When you fall for a man who could never love you
don’t say I didn’t warn you
when you fuck your way to his heart
and find broken chandeliers
from every time he was hung
and cut down while still shining
don’t say I didn’t warn you
Be foolish
Be foolish
Be foolish
burn down the caution signs
bulldoze the barriers between his past
and your passion
it’s the only way you’ll learn
you’re not his firefighter
it’s not your job to save him

16. To The Indifferent Woman by Charlotte Anne Gilman Perkins

You who are happy in a thousand homes,
Or overworked therein, to a dumb peace;
Whose souls are wholly centered in the life
Of that small group you personally love;
Who told you that you need not know or care
About the sin and sorrow of the world?

Do you believe the sorrow of the world
Does not concern you in your little homes? —
That you are licensed to avoid the care
And toil for human progress, human peace,
And the enlargement of our power of love
Until it covers every field of life?

The one first duty of all human life
Is to promote the progress of the world
In righteousness, in wisdom, truth and love;
And you ignore it, hidden in your homes,
Content to keep them in uncertain peace,
Content to leave all else without your care.

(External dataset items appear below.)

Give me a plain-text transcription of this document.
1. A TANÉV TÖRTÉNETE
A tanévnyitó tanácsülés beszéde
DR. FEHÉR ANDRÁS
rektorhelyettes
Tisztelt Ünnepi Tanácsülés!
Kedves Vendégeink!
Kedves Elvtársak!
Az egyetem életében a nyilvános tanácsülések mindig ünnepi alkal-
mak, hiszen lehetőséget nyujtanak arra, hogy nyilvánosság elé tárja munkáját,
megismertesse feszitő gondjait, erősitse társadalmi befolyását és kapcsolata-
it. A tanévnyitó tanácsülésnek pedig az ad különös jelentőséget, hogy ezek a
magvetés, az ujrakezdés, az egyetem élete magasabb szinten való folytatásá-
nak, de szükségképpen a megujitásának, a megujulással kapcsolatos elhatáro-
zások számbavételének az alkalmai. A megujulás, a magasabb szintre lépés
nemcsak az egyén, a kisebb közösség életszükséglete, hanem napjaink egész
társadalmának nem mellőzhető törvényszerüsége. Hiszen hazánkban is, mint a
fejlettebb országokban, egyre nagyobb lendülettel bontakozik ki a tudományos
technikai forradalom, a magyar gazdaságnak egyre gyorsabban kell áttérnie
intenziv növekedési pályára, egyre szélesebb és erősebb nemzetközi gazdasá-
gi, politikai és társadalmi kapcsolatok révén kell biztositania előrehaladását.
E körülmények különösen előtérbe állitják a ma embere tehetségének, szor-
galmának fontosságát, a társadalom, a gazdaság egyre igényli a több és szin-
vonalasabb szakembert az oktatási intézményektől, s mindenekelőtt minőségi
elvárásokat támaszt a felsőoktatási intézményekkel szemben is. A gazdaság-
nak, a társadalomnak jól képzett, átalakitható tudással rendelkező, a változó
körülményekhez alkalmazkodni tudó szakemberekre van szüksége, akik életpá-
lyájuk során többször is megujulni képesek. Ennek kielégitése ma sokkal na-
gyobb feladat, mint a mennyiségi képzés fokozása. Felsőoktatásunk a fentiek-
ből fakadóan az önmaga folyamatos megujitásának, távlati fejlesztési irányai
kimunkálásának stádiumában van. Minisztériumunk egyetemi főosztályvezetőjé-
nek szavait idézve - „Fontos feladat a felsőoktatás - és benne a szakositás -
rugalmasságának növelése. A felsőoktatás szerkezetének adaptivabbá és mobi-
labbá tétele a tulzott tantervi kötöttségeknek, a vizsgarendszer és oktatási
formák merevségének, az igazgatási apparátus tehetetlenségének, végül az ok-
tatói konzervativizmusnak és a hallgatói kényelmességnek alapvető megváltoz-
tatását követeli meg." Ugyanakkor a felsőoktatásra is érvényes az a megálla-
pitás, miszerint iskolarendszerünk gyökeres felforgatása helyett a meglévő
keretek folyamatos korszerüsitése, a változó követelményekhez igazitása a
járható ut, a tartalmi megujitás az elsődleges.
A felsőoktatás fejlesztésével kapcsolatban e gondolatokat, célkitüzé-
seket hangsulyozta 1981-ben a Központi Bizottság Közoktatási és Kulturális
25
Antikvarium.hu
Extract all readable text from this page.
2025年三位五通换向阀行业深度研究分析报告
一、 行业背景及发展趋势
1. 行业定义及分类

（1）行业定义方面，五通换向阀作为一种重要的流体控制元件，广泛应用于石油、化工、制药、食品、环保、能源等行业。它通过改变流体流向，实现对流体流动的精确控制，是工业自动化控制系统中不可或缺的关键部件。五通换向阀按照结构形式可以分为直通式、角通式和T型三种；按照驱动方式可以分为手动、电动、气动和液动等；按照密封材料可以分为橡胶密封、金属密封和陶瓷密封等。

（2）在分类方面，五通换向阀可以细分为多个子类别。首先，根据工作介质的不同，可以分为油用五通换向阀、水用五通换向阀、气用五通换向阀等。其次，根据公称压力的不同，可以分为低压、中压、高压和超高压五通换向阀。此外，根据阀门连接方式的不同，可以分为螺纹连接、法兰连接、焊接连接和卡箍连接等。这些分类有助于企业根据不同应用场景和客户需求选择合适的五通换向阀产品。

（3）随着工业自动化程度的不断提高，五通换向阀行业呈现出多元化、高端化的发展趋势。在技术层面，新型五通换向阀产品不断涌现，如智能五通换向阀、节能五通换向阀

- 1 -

Yet you are mothers! And a mother's care
Is the first step toward friendly human life.
Life where all nations in untroubled peace
Unite to raise the standard of the world
And make the happiness we seek in homes
Spread everywhere in strong and fruitful love.

You are content to keep that mighty love
In its first steps forever; the crude care
Of animals for mate and young and homes,
Instead of pouring it abroad in life,
Its mighty current feeding all the world
Till every human child can grow in peace.

You cannot keep your small domestic peace
Your little pool of undeveloped love,
While the neglected, starved, unmothered world
Struggles and fights for lack of mother's care,
And its tempestuous, bitter, broken life
Beats in upon you in your selfish homes.

We all may have our homes in joy and peace
When woman's life, in its rich power of love
Is joined with man's to care for all the world.

17. The Kindest Words by Rumi Kapur

The kindest words my father said to me
Women like you drown oceans.

Final Thoughts

Through these powerful works of poetry, we witness the raw and unbridled strength of women who face adversity head-on. These poems echo with the voices of those who have overcome obstacles, shattered glass ceilings, and defied the odds. 

They serve as a testament to the unwavering courage and resilience that lie within every woman. So let these poems be a guiding light in your own journey towards empowerment and inspire you to reach new heights.